Solution-Processable Polymer Photocatalysts for Hydrogen Evolution from Water

Abstract

Methods of storing renewable energy are urgently required to meet future energy demands. Photocatalytic hydrogen production from water represents an attractive method of storing solar energy for a diverse range of end-use applications. Semiconducting polymers are an emerging class of photocatalysts with eminently tunable structures and properties. However, the insolubility of most polymer photocatalysts limits processability and, therefore, opportunities to optimise the morphology of these materials for photocatalytic applications.
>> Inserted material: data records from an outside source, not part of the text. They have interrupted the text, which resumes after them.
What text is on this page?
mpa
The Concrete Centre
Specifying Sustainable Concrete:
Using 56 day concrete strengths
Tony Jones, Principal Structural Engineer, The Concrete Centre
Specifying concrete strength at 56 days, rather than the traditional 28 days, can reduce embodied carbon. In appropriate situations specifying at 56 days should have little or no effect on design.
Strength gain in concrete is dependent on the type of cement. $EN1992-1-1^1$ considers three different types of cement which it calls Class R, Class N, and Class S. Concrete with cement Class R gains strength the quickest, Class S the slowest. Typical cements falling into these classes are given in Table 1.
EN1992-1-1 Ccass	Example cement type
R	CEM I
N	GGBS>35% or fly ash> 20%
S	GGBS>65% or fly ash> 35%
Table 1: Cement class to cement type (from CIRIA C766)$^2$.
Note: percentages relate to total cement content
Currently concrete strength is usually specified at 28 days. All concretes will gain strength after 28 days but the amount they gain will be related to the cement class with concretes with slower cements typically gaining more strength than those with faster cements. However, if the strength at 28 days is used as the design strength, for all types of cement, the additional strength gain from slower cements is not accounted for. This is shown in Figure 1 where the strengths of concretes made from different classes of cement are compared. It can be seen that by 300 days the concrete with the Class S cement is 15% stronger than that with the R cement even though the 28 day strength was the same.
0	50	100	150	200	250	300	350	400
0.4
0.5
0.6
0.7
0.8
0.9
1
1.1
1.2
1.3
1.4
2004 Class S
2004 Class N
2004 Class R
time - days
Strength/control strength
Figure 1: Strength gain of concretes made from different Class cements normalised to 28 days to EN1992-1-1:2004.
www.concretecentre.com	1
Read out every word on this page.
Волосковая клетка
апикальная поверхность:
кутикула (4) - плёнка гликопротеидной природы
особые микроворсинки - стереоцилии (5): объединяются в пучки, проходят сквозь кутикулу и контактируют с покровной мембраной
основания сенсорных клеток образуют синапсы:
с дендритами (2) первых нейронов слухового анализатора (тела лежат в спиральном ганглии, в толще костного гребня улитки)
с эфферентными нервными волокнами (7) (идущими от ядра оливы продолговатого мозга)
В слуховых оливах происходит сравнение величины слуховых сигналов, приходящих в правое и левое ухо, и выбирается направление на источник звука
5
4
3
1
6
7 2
Processability was achieved with the introduction of solubilising side-chains, which were systematically varied in order to study their influence on the photocatalytic performance of polymers. It was found that high hydrogen evolution rates could be achieved by incorporating oligo(ethylene glycol) side-chains, which seem to promote interaction with water during photocatalysis as well as affording solubility in common organic solvents. The polymer backbone was also varied to further improve the performance of solution-processable polymer photocatalysts. A fluorene-based polymer, FS-TEG, was prepared that displayed high activity under visible light, with an external quantum efficiency of 10.0% at 420 nm. Polymers were processed into a variety of forms, including photocatalytic films, both free-standing and cast on substrates. The substrate was varied to improve performance, with roughened glass slides found to achieve the highest areal hydrogen evolution rates. Photocatalytic polymers were also cast on planar substrates, which enabled precise control over film formation. Important parameters such as optimum film thicknesses for hydrogen evolution performance were subsequently established. Processability also enabled facile preparation of composites and blends. Incorporation of a narrow band gap dye was shown to triple the hydrogen evolution rate of FS-TEG films while the formation of heterojunctions with inorganic photocatalysts also enhanced performance. The scope for fabricating composites of this kind is boundless and, in the long term, devices capable of overall water splitting that utilise these materials are envisaged.